Scaricato Post Board fa causa a Kurti Government

Il finanziamento dell'ex società pubblica centrale “Kosovo Post” ha incriminato il governo in carica del Kosovo sulla decisione presa da quest'ultimo di saccheggiare questo consiglio. Ex membri del consiglio di amministrazione postale del Kosovo, Halit Isufi, Hysen Fazliu, Rushan Ceka, Zelfija Plana, Nuhi Proveliu, Ylber Zabergja, che [...]
Il finanziamento dell'ex società pubblica centrale “Kosovo Post” ha incriminato il governo in carica del Kosovo sulla decisione presa da quest'ultimo di saccheggiare questo consiglio.
Già i membri del consiglio di amministrazione del Kosovo, Halit Isufi, Hysen Fazliu, Rushan Ceka, Zelfija Plana, Nuhi Proveliu, Ylber Zabergja, che rappresenta l'avvocato Mesar Selimaj martedì, hanno presentato il loro indictment al Dipartimento per gli Affari amministrativi, presso il Tribunale di Pristina.
Secondo l'accusa, prevista dal “Justice Vow”, i membri del suddetto debito stanno cercando di annullare l'atto amministrativo emesso dal governo nell'ufficio del Kosovo il 2 aprile di quest'anno, attraverso il quale aveva scaricato questo consiglio, e poi nominato un consiglio di società temporanea in questione.
Secondo l'accusa, il governo in carica della Repubblica del Kosovo ha fatto riferimento alla Costituzione della Repubblica del Kosovo, alla Legge per le Imprese Pubbliche con i suoi cambiamenti, e alla Relazione di Audizione per le Imprese Pubbliche “Kosovo Post” per l'esercizio finanziario concluso il 31 dicembre 2018.
Secondo i quesiti, tuttavia, la decisione del governo è infondata a causa di violazioni fondamentali della legge generale sulla procedura amministrativa e della legislazione competente per le imprese pubbliche in Kosovo, a causa della conferma errata e incompleta della situazione attuale, e della cattiva attuazione del diritto materiale, scrive la legge sulla giustizia.
L'incriminato “ha fallito nella sua decisione ma ha deciso sulla proposta del ministro MEPTINIS del 26.02.20, che quest'ultimo ha generalmente presentato fatti falsi per quanto riguarda il lavoro del Consiglio in questione.

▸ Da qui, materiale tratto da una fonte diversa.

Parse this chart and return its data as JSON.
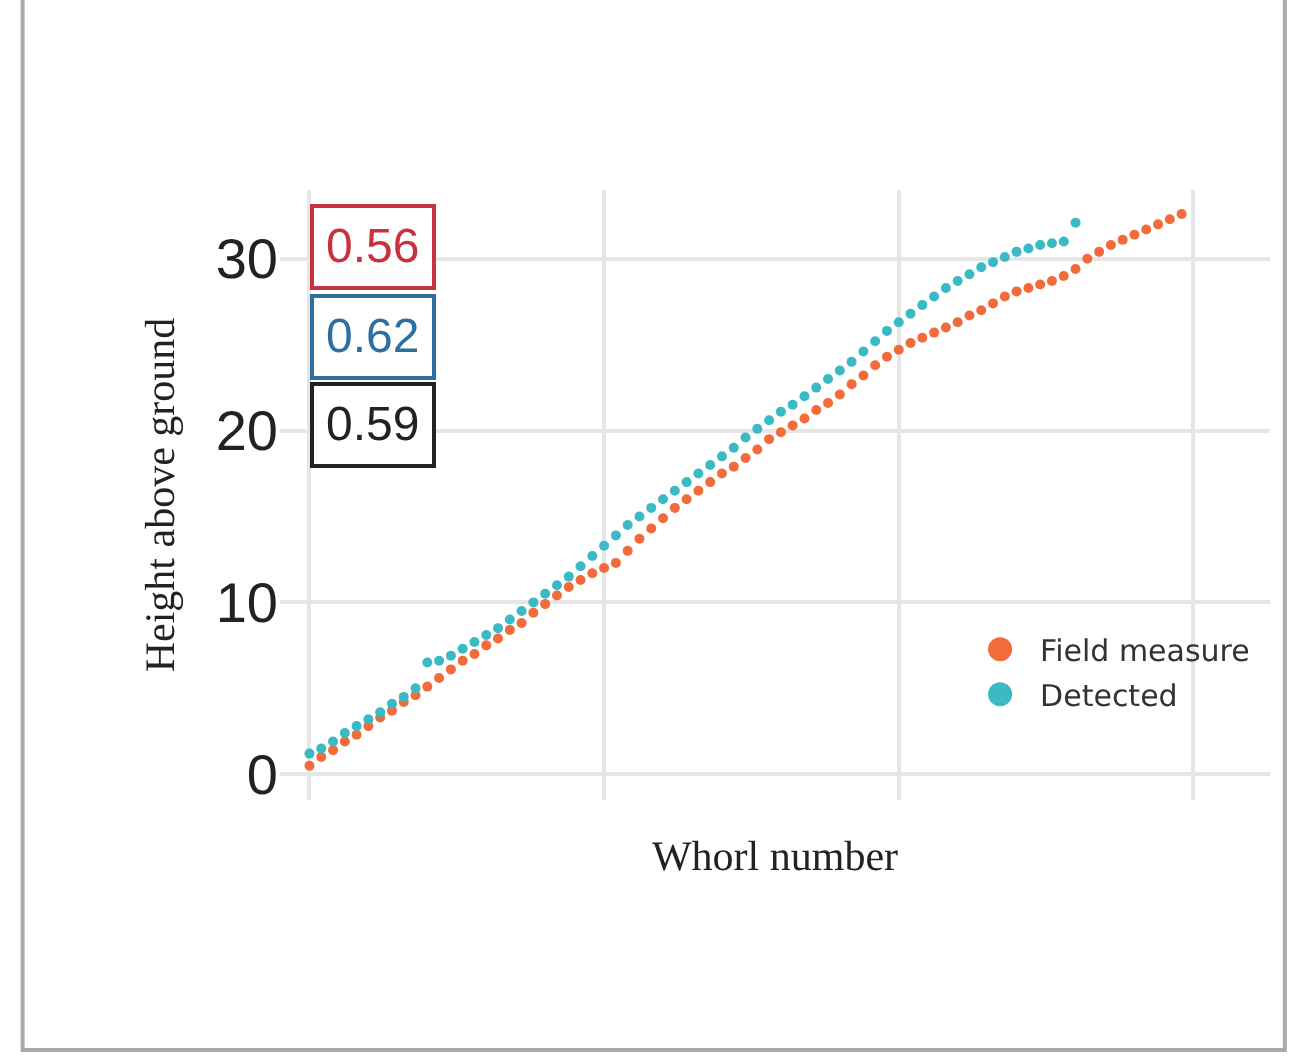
{
  "chart_data": {
    "type": "scatter",
    "xlabel": "Whorl number",
    "ylabel": "Height above ground",
    "categories": [
      null,
      null,
      null,
      null,
      null,
      null,
      null,
      null,
      null,
      null,
      null,
      null,
      null,
      null,
      null,
      null,
      null,
      null,
      null,
      null,
      null,
      null,
      null,
      null,
      null,
      null,
      null,
      null,
      null,
      null,
      null,
      null,
      null,
      null,
      null,
      null,
      null,
      null,
      null,
      null,
      null,
      null,
      null,
      null,
      null,
      null,
      null,
      null,
      null,
      null,
      null,
      null,
      null,
      null,
      null,
      null,
      null,
      null,
      null,
      null,
      null,
      null,
      null,
      null,
      null,
      null,
      null,
      null,
      null,
      null,
      null,
      null,
      null,
      null,
      null,
      null,
      null,
      null,
      null,
      null,
      null,
      null,
      null,
      null
    ],
    "series": [
      {
        "name": "Field measure",
        "color": "#f26b3a",
        "values": [
          null,
          null,
          0.5,
          1.0,
          1.4,
          1.9,
          2.3,
          2.8,
          3.3,
          3.7,
          4.2,
          4.6,
          5.1,
          5.6,
          6.1,
          6.6,
          7.0,
          7.5,
          7.9,
          8.4,
          8.8,
          9.4,
          9.9,
          10.4,
          10.9,
          11.3,
          11.7,
          12.0,
          12.3,
          13.0,
          13.7,
          14.3,
          14.9,
          15.5,
          16.0,
          16.5,
          17.0,
          17.5,
          17.9,
          18.4,
          18.9,
          19.5,
          19.9,
          20.3,
          20.7,
          21.2,
          21.6,
          22.1,
          22.7,
          23.2,
          23.8,
          24.3,
          24.7,
          25.1,
          25.4,
          25.7,
          26.0,
          26.3,
          26.7,
          27.0,
          27.4,
          27.8,
          28.1,
          28.3,
          28.5,
          28.7,
          29.0,
          29.4,
          30.0,
          30.4,
          30.8,
          31.1,
          31.4,
          31.7,
          32.0,
          32.3,
          32.6,
          null,
          null,
          null,
          null,
          null,
          null,
          null
        ]
      },
      {
        "name": "Detected",
        "color": "#3bbac6",
        "values": [
          null,
          null,
          1.2,
          1.5,
          1.9,
          2.4,
          2.8,
          3.2,
          3.6,
          4.1,
          4.5,
          5.0,
          6.5,
          6.6,
          6.9,
          7.3,
          7.7,
          8.1,
          8.5,
          9.0,
          9.5,
          10.0,
          10.5,
          11.0,
          11.5,
          12.1,
          12.7,
          13.3,
          13.9,
          14.5,
          15.0,
          15.5,
          16.0,
          16.5,
          17.0,
          17.5,
          18.0,
          18.5,
          19.0,
          19.6,
          20.1,
          20.6,
          21.1,
          21.5,
          22.0,
          22.5,
          23.0,
          23.5,
          24.0,
          24.6,
          25.2,
          25.8,
          26.3,
          26.8,
          27.3,
          27.8,
          28.3,
          28.7,
          29.1,
          29.5,
          29.8,
          30.1,
          30.4,
          30.6,
          30.8,
          30.9,
          31.0,
          32.1,
          null,
          null,
          null,
          null,
          null,
          null,
          null,
          null,
          null,
          null,
          null,
          null,
          null,
          null,
          null,
          null
        ]
      }
    ],
    "ylim": [
      -1.5,
      34
    ],
    "yticks": [
      0,
      10,
      20,
      30
    ],
    "annotations": [
      "0.56",
      "0.62",
      "0.59"
    ],
    "grid": true,
    "legend": "bottom right",
    "marker": "circle"
  }
}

Di cui abbiamo piena convinzione che tale decisione sia ampiamente politica e antilegale.
Il fatto è detto che il governo dell'incumbent è stato obbligato a elaborare e chiarire tutte le argomentazioni convincenti su cui ha preso una decisione del genere, in modo che a questo punto anche tali azioni rendono illegale tale decisione, e che l'indictee non ha ragionato quali prove ha ricevuto come dimostrato e che come non confermato.

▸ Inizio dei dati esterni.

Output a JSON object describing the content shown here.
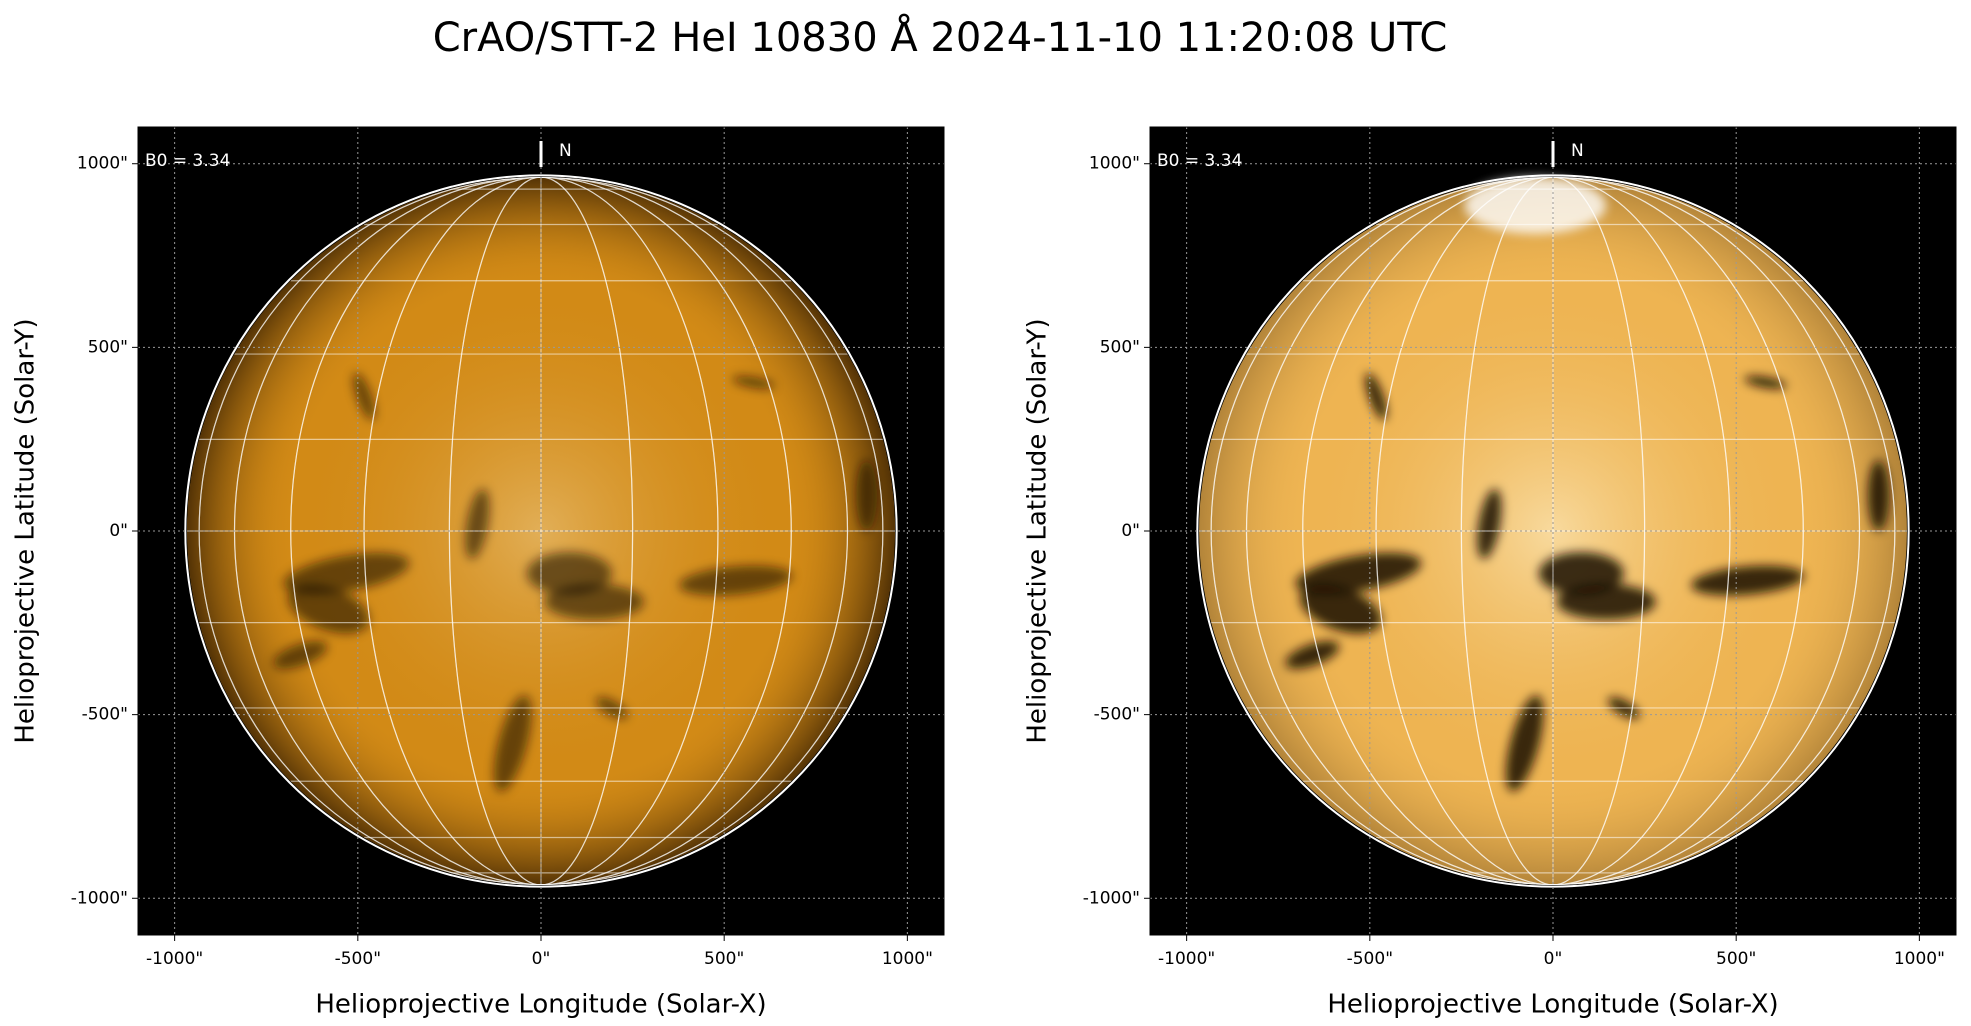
{
  "title": "CrAO/STT-2 HeI 10830 Å 2024-11-10 11:20:08 UTC",
  "chart_data": [
    {
      "type": "image",
      "color": "#d28a16",
      "xlabel": "Helioprojective Longitude (Solar-X)",
      "ylabel": "Helioprojective Latitude (Solar-Y)",
      "xlim": [
        -1100,
        1100
      ],
      "ylim": [
        -1100,
        1100
      ],
      "xticks": [
        {
          "value": -1000,
          "label": "-1000\""
        },
        {
          "value": -500,
          "label": "-500\""
        },
        {
          "value": 0,
          "label": "0\""
        },
        {
          "value": 500,
          "label": "500\""
        },
        {
          "value": 1000,
          "label": "1000\""
        }
      ],
      "yticks": [
        {
          "value": -1000,
          "label": "-1000\""
        },
        {
          "value": -500,
          "label": "-500\""
        },
        {
          "value": 0,
          "label": "0\""
        },
        {
          "value": 500,
          "label": "500\""
        },
        {
          "value": 1000,
          "label": "1000\""
        }
      ],
      "annotations": [
        "B0 = 3.34",
        "N"
      ],
      "grid": true
    },
    {
      "type": "image",
      "color": "#eeb452",
      "xlabel": "Helioprojective Longitude (Solar-X)",
      "ylabel": "Helioprojective Latitude (Solar-Y)",
      "xlim": [
        -1100,
        1100
      ],
      "ylim": [
        -1100,
        1100
      ],
      "xticks": [
        {
          "value": -1000,
          "label": "-1000\""
        },
        {
          "value": -500,
          "label": "-500\""
        },
        {
          "value": 0,
          "label": "0\""
        },
        {
          "value": 500,
          "label": "500\""
        },
        {
          "value": 1000,
          "label": "1000\""
        }
      ],
      "yticks": [
        {
          "value": -1000,
          "label": "-1000\""
        },
        {
          "value": -500,
          "label": "-500\""
        },
        {
          "value": 0,
          "label": "0\""
        },
        {
          "value": 500,
          "label": "500\""
        },
        {
          "value": 1000,
          "label": "1000\""
        }
      ],
      "annotations": [
        "B0 = 3.34",
        "N"
      ],
      "grid": true
    }
  ]
}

L'accusa è stata nominata il 18 giugno 2019, mentre secondo la decisione del governo in carica per il licenziamento del consiglio di amministrazione in questione, Nuhi Proveliu e Ylber Zabergja sono stati chiamati alla relazione sulle imprese pubbliche del Kosovo “Post, per l'esercizio finanziario concluso il 21 dicembre 2018, e quindi riferito che il governo in carica ha respinto questi membri del Consiglio, non essendo affatto membri per il periodo per il quale ha scaricato.
I ricorrenti sostengono che la decisione del governo kosovaro è stata presa anche con l'erronea attuazione della legge materiale o della legislazione competente per le imprese pubbliche nella Repubblica del Kosovo, e ciò, secondo l'accusa, è confermato dal fatto che la decisione incriminata è stata portata contro l'articolo 17 della legge per le imprese pubbliche, che nel primo comma definisce che “a persona ha il diritto di servire da direttore solo se soddisfa tutte le condizioni di adattamento.

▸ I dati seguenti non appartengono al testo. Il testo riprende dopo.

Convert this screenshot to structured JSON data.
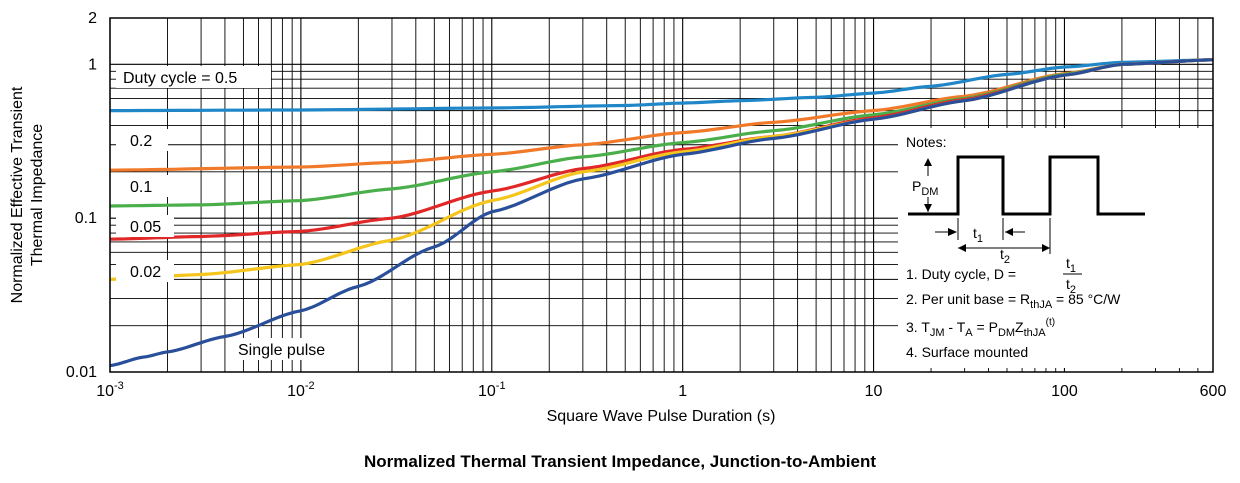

Pertanto, secondo l'accusa, i ricorrenti chiedono alla Corte costituzionale di emettere una causa in base alla quale sarebbe stata approvata l'accusa, di annullare la decisione del 2 aprile 2020 del governo in carica della Repubblica del Kosovo, e di costringere il querelante a restituire i querelanti alle loro posizioni precedenti e a compensare i loro salari, che vanno dal giorno del licenziamento.